In an interview with Ex-Interpol agent Marc Goodman, NewScientist‘s Douglas Heaven discovers that the upcoming ‘Internet of Everything’ means everything can be hacked (paywall):
You’re implying that every connected device is a target. Why do you think that?
No one has ever built a computer system that could not be hacked. We are rushing full speed ahead to put every possible device online and they’re all insecure. We should pause for a moment. If somebody hacks my television, do I care? But all of the world’s critical services are run by computers and we’re seeing these computers increasingly come under attack. People have always struggled for power. Now, if you control the code, you control the world.Does that include connected technology like CCTV security cameras?
The tools we have to protect us can be subverted and that security used against us. It’s what I call the judo model of cyber security – using your opponent’s weight against them. You really can’t have any faith that when you set up 300 cameras on a street in London, or wherever, that the government is the only one watching.Nor can anyone trust what they see on screens. We’ve all received phishing emails that appear to be from our bank. That was taken to the next level with the Stuxnet malware attack in Iran in 2010. Nuclear engineers in a control room were staring at screens that showed the status of uranium-enrichment centrifuges. The screens said everything was fine but the centrifuges were actually spinning out of control. Somebody had inserted a hack in between what was really going on and what was being presented on the screens. We are becoming increasingly disconnected from physical reality in this way.
I’ve often felt that computers are best considered to be multipliers. Someone who holds up a bank only gets what is – at best – in the bank’s branch at that time. If they’re real thrill seekers, they take hostages and make a bit more – or get shot in the process.
Computer hackers can do much, much better, and generally from the safety of their office.
For the professional software engineer, the future may hold some interesting questions:
- Does your favorite programming language make it easy or hard to write code vulnerable to hacking? (Hint: If it’s C, it’s probably really, really easy.)
- Does your favorite language easy to evaluate for correctness?

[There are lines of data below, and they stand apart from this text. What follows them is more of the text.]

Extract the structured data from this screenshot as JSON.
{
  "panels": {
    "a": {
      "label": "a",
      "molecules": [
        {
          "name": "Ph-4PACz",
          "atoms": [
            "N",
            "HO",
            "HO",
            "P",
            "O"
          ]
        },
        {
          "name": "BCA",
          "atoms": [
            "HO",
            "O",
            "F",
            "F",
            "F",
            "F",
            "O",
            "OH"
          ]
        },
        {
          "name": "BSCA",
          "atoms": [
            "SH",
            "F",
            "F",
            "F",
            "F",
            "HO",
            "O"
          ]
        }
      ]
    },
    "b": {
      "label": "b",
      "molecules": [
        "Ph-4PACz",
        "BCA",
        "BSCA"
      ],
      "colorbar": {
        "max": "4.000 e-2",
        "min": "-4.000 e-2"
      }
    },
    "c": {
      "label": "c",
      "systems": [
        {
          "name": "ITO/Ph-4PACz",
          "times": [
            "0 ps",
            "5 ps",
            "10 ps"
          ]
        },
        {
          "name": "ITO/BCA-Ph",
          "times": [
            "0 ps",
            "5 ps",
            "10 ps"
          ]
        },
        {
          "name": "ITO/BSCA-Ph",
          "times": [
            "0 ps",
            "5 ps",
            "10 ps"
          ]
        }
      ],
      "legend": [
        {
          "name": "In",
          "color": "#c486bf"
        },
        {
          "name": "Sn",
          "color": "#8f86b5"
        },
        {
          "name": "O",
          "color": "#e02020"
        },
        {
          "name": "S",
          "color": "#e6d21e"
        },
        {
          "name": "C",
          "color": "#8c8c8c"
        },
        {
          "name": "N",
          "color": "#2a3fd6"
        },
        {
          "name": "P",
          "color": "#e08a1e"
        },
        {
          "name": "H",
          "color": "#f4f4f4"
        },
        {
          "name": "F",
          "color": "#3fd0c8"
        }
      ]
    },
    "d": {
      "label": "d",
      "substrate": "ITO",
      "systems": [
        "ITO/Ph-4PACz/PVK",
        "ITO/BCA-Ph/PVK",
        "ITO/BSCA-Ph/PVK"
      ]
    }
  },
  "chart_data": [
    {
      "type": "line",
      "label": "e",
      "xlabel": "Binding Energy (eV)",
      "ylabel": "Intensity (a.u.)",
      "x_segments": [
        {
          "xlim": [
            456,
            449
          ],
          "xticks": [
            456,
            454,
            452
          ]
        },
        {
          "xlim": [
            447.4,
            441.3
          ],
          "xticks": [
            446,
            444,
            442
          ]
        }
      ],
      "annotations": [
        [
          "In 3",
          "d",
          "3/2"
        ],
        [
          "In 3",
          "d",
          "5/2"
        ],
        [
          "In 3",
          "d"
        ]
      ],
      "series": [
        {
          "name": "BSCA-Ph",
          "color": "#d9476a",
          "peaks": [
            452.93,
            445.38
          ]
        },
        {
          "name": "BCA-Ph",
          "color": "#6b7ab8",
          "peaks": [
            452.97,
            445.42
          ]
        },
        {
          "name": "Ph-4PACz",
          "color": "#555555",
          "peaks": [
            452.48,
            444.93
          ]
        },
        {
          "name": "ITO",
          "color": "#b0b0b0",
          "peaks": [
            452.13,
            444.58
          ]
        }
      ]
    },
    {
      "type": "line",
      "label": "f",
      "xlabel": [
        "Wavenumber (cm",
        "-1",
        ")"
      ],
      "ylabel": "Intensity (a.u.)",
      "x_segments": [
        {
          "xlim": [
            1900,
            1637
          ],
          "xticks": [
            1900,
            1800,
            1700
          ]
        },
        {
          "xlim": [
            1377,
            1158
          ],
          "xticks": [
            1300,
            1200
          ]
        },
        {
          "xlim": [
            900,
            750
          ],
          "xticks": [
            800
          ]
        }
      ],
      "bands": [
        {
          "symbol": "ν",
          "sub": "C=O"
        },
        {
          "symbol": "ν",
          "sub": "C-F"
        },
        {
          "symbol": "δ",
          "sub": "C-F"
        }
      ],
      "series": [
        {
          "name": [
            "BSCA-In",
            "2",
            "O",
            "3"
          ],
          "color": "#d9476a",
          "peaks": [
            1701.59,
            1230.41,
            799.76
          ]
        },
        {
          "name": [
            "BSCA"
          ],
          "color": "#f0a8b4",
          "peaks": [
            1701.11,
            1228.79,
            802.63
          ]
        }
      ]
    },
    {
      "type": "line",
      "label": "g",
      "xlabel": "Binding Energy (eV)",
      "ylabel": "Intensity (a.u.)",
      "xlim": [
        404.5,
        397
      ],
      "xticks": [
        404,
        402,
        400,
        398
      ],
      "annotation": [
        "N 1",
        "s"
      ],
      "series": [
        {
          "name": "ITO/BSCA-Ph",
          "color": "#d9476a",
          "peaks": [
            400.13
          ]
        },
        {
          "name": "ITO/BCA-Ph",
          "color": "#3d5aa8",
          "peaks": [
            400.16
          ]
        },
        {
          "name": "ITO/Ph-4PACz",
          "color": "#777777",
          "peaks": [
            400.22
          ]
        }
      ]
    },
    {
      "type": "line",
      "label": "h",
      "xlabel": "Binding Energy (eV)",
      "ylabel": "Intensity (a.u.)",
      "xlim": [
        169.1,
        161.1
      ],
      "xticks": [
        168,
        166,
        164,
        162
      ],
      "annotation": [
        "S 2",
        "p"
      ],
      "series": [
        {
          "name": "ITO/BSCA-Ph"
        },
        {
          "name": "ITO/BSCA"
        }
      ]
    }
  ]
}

Most are not; the languages in the functional paradigm are reputedly a little more easily evaluated, but I haven’t seen it done on – yet – on production level code. If you know of examples, let me know.
- Does your language let you program computers – or express solutions?
- Have you ever taken a class specifically oriented towards writing secure code?
This is not to imply that all – or even most – vulnerabilities are the fault of programmers; some are hardware, some are social. But a significant fraction of them are a result of using insecure programming languages, and future languages should be designed with that in mind. I am not an expert in security (I’m more a jack of a few trades – don’t ask me about numerical analysis, either), but I used to read comp.risks, and I hear things.
FOR EVERYONE – I can’t help but pose the obvious question: if the Internet went away, how would it affect YOU?